A Zionist Commission, authorized bv the British Government to travel, investigate and report on the prospects of a National Home and to help in the establishment of friendly relations with the Arabs and other non-Jewish communities, arrived in Palestine. This aroused Arab suspicions as to the meaning and purpose of the Balfour Declaration. The Commission asked for Jewish participation in the military administration; proposed the appointment of a Land Commission, with experts nominated by the Zionist Organization, to ascertain the resources of Palestine; claimed the right to select and supplement the pay of Jewish candidates for the Police Force; and demanded and began to train their own military defence force.
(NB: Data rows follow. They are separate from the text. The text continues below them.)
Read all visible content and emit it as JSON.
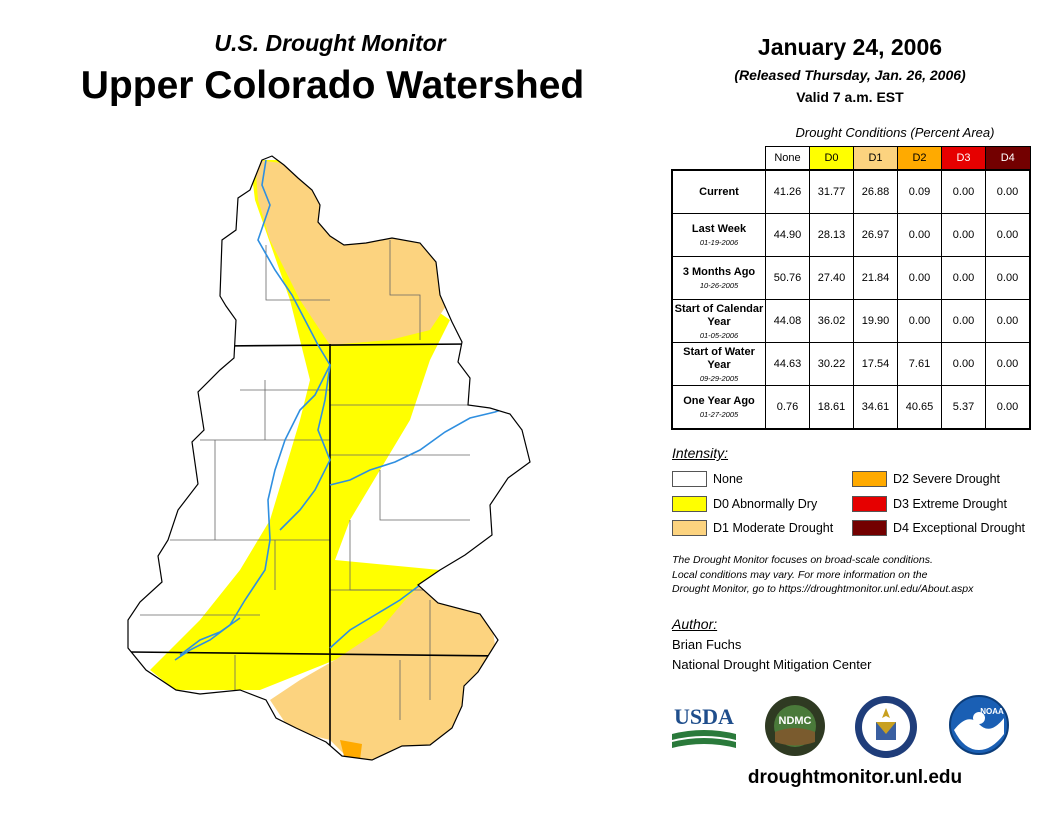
{
  "header": {
    "subtitle": "U.S. Drought Monitor",
    "title": "Upper Colorado Watershed",
    "date": "January 24, 2006",
    "released": "(Released Thursday, Jan. 26, 2006)",
    "valid": "Valid 7 a.m. EST"
  },
  "table": {
    "caption": "Drought Conditions (Percent Area)",
    "columns": [
      "None",
      "D0",
      "D1",
      "D2",
      "D3",
      "D4"
    ],
    "column_colors": [
      "#ffffff",
      "#ffff00",
      "#fcd37f",
      "#ffaa00",
      "#e60000",
      "#730000"
    ],
    "rows": [
      {
        "label": "Current",
        "date": "",
        "values": [
          "41.26",
          "31.77",
          "26.88",
          "0.09",
          "0.00",
          "0.00"
        ]
      },
      {
        "label": "Last Week",
        "date": "01-19-2006",
        "values": [
          "44.90",
          "28.13",
          "26.97",
          "0.00",
          "0.00",
          "0.00"
        ]
      },
      {
        "label": "3 Months Ago",
        "date": "10-26-2005",
        "values": [
          "50.76",
          "27.40",
          "21.84",
          "0.00",
          "0.00",
          "0.00"
        ]
      },
      {
        "label": "Start of Calendar Year",
        "date": "01-05-2006",
        "values": [
          "44.08",
          "36.02",
          "19.90",
          "0.00",
          "0.00",
          "0.00"
        ]
      },
      {
        "label": "Start of Water Year",
        "date": "09-29-2005",
        "values": [
          "44.63",
          "30.22",
          "17.54",
          "7.61",
          "0.00",
          "0.00"
        ]
      },
      {
        "label": "One Year Ago",
        "date": "01-27-2005",
        "values": [
          "0.76",
          "18.61",
          "34.61",
          "40.65",
          "5.37",
          "0.00"
        ]
      }
    ]
  },
  "legend": {
    "title": "Intensity:",
    "items": [
      {
        "label": "None",
        "color": "#ffffff"
      },
      {
        "label": "D0 Abnormally Dry",
        "color": "#ffff00"
      },
      {
        "label": "D1 Moderate Drought",
        "color": "#fcd37f"
      },
      {
        "label": "D2 Severe Drought",
        "color": "#ffaa00"
      },
      {
        "label": "D3 Extreme Drought",
        "color": "#e60000"
      },
      {
        "label": "D4 Exceptional Drought",
        "color": "#730000"
      }
    ]
  },
  "note": {
    "line1": "The Drought Monitor focuses on broad-scale conditions.",
    "line2": "Local conditions may vary. For more information on the",
    "line3": "Drought Monitor, go to https://droughtmonitor.unl.edu/About.aspx"
  },
  "author": {
    "title": "Author:",
    "name": "Brian Fuchs",
    "org": "National Drought Mitigation Center"
  },
  "logos": {
    "usda": "USDA",
    "ndmc": "NDMC",
    "noaa": "NOAA"
  },
  "footer": {
    "site": "droughtmonitor.unl.edu"
  },
  "map": {
    "river_color": "#2f8fe0",
    "boundary_color": "#000000"
  }
}
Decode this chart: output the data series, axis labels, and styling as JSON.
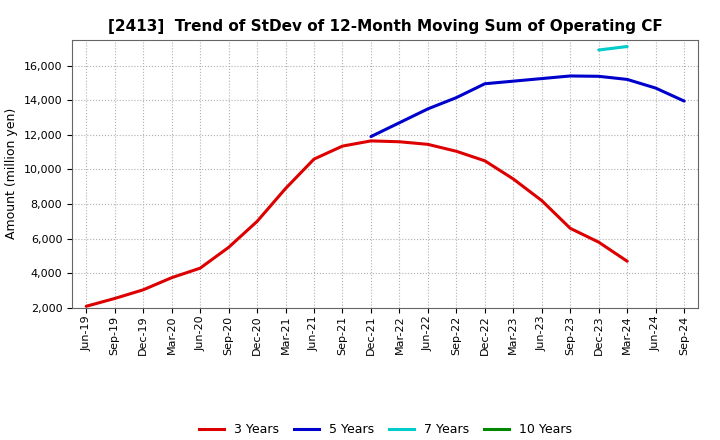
{
  "title": "[2413]  Trend of StDev of 12-Month Moving Sum of Operating CF",
  "ylabel": "Amount (million yen)",
  "background_color": "#ffffff",
  "grid_color": "#b0b0b0",
  "title_fontsize": 11,
  "axis_fontsize": 9,
  "tick_fontsize": 8,
  "x_labels": [
    "Jun-19",
    "Sep-19",
    "Dec-19",
    "Mar-20",
    "Jun-20",
    "Sep-20",
    "Dec-20",
    "Mar-21",
    "Jun-21",
    "Sep-21",
    "Dec-21",
    "Mar-22",
    "Jun-22",
    "Sep-22",
    "Dec-22",
    "Mar-23",
    "Jun-23",
    "Sep-23",
    "Dec-23",
    "Mar-24",
    "Jun-24",
    "Sep-24"
  ],
  "series_3y": {
    "color": "#dd0000",
    "label": "3 Years",
    "values": [
      2100,
      2550,
      3050,
      3750,
      4300,
      5500,
      7000,
      8900,
      10600,
      11350,
      11650,
      11600,
      11450,
      11050,
      10500,
      9450,
      8200,
      6600,
      5800,
      4700,
      null,
      null
    ]
  },
  "series_5y": {
    "color": "#0000cc",
    "label": "5 Years",
    "values": [
      null,
      null,
      null,
      null,
      null,
      null,
      null,
      null,
      null,
      null,
      11900,
      12700,
      13500,
      14150,
      14950,
      15100,
      15250,
      15400,
      15380,
      15200,
      14700,
      13950
    ]
  },
  "series_7y": {
    "color": "#00cccc",
    "label": "7 Years",
    "values": [
      null,
      null,
      null,
      null,
      null,
      null,
      null,
      null,
      null,
      null,
      null,
      null,
      null,
      null,
      null,
      null,
      null,
      null,
      16900,
      17100,
      null,
      null
    ]
  },
  "series_10y": {
    "color": "#008800",
    "label": "10 Years",
    "values": [
      null,
      null,
      null,
      null,
      null,
      null,
      null,
      null,
      null,
      null,
      null,
      null,
      null,
      null,
      null,
      null,
      null,
      null,
      null,
      null,
      null,
      null
    ]
  },
  "ylim": [
    2000,
    17500
  ],
  "yticks": [
    2000,
    4000,
    6000,
    8000,
    10000,
    12000,
    14000,
    16000
  ],
  "linewidth": 2.2
}
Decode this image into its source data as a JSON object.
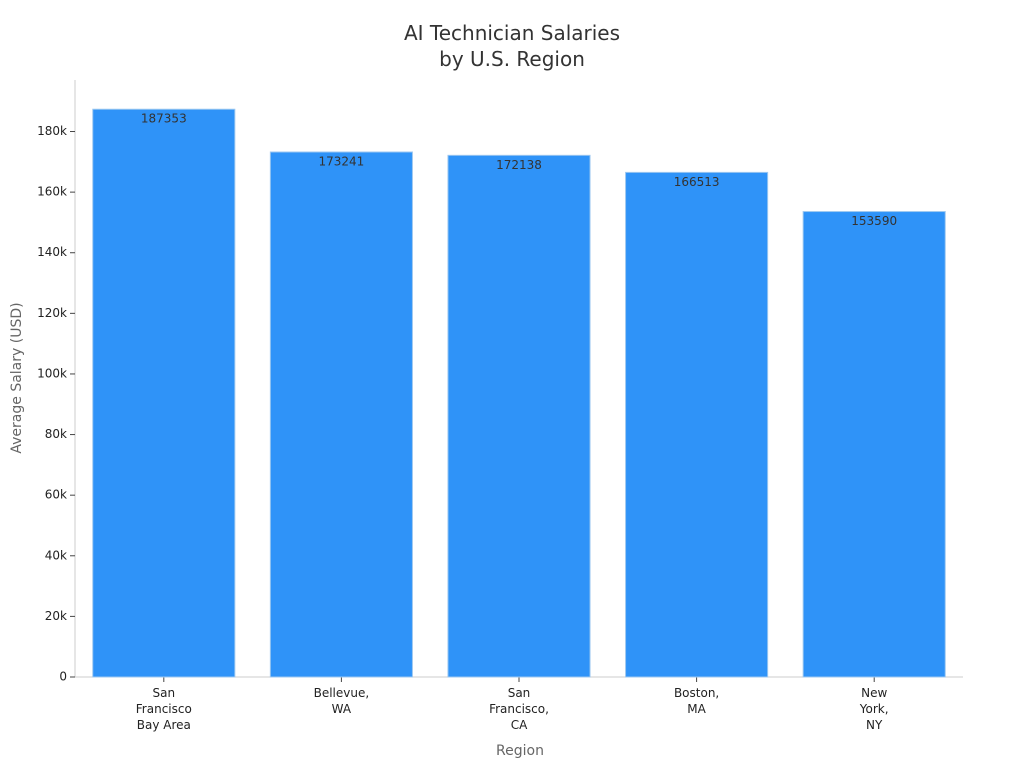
{
  "chart_data": {
    "type": "bar",
    "title": "AI Technician Salaries\nby U.S. Region",
    "x_label": "Region",
    "y_label": "Average Salary (USD)",
    "categories": [
      "San\nFrancisco\nBay Area",
      "Bellevue,\nWA",
      "San\nFrancisco,\nCA",
      "Boston,\nMA",
      "New\nYork,\nNY"
    ],
    "values": [
      187353,
      173241,
      172138,
      166513,
      153590
    ],
    "color": "#2f93f8",
    "ylim": [
      0,
      197000
    ],
    "yticks": [
      0,
      {
        "value": 20000,
        "label": "20k"
      },
      {
        "value": 40000,
        "label": "40k"
      },
      {
        "value": 60000,
        "label": "60k"
      },
      {
        "value": 80000,
        "label": "80k"
      },
      {
        "value": 100000,
        "label": "100k"
      },
      {
        "value": 120000,
        "label": "120k"
      },
      {
        "value": 140000,
        "label": "140k"
      },
      {
        "value": 160000,
        "label": "160k"
      },
      {
        "value": 180000,
        "label": "180k"
      }
    ],
    "grid": false
  }
}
These premature demands of the Jewish Commission. put forward at a time when a military government, designed to preserve the status quo, was still responsible for administration of the country, provoked Arab resentment.

8th June, 1919.

A General Syrian Congress held in Damascus was attended by delegates from Palestine and discussed Jewish immigration under the Balfour Declaration. The Congress elected "The Arab Executive Committee" which, as reconstituted from time to time be successive Arab Congresses, controlled the Palestine Arab political movement from 1919 onwards until replaced by political parties in 1935.

28th June, 1919.

The Covenant of the League of Nations, under Article 22 of which the Mandatory status of Palestine was established, was signed at Versailles.